The upper house of Congress now has a 53-47 GOP majority, meaning that McConnell could afford to lose three votes to push Shelton through.
Shelton, on the other hand, has been an advocate of such discredited notions as returning the United States to the gold standard and eliminating deposit insurance.
On Tuesday morning, Sen.
Mr. Grassley said later Tuesday that he tested positive. That allowed opponents to block a procedural move to advance Shelton's nomination to a confirmation vote. Lamar Alexander was not present for the vote.
Thune, a South Dakota Republican, the party's chief vote counter, said Republicans still expect to have enough support to confirm Shelton eventually, although he acknowledged that the election of Democrat Mark Kelly in Arizona is a "complicating factor".
In a sign of how narrow the margin was, Sen.
Vice President-elect and Senator Kamala Harris returned to Washington to cast the tie-breaking vote, interrupting planning for President-elect Joe Biden's administration.
"Senator Harris knows this is an important vote, and she's here for it". "She didn't need contacting".
Two Republicans joined Democrats in opposing Judy Shelton, a strident critic of the central bank who has faced an unprecedented public wave of resistance from dozens of well-known economists and Nobel laureates. With her addition, five of the six filled seats would contain Trump's appointees.
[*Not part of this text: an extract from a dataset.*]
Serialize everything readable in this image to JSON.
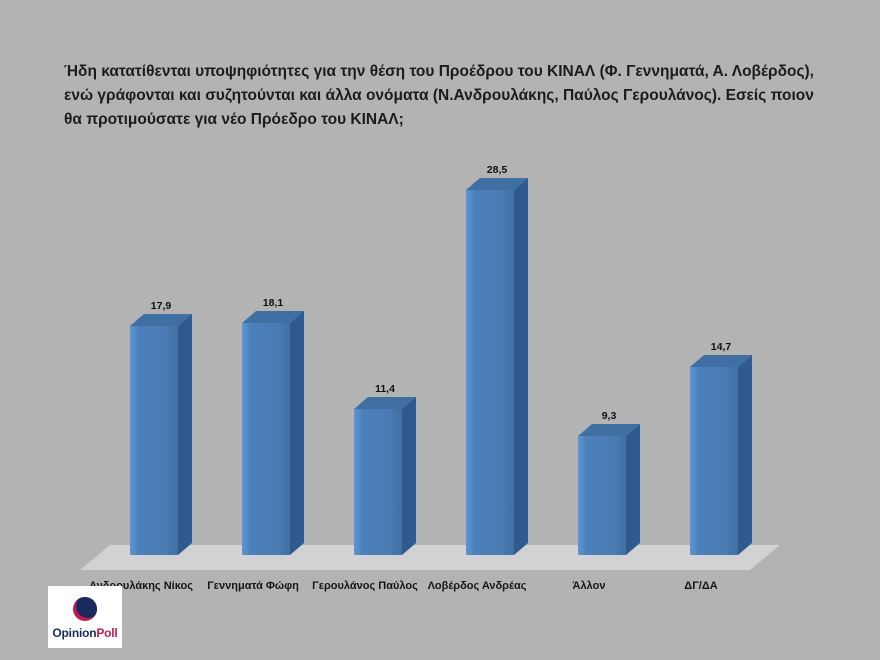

President Donald Trump's nominee to the Federal Reserve, Judy Shelton, appears before the Senate Banking Committee for a confirmation hearing, on Capitol Hill in Washington. It is unclear when his less contested nomination could come to a vote.
At the end of the month, the math could be different. He could still do that when senators return, though it's unlikely unless there are absences among opponents to Shelton's nomination.
Key senators have had misgivings about her appointment, in part because of her preference for backing the USA currency with gold or some other peg.
There's a long tradition of the Fed's balance being preserved by presidents nominating more and less conservative economists for its board in equal numbers. She has also been condemned for changing her views to line up with Trump's and for regularly scheduling press interviews at the Trump Hotel. Mr. Kennedy later backed her nomination.
Boston Federal Reserve President Eric Rosengren is warning that "bubbles" from low interest rates could lead to a severe recession.
While monetary policy is generally set independent of politics and partisan identity does not uniformly map to interest-rate preferences, politics do matter for regulation.
Other Trump picks for the central bank have faltered earlier in the process, including former Republican presidential candidate Herman Cain and economic adviser Stephen Moore.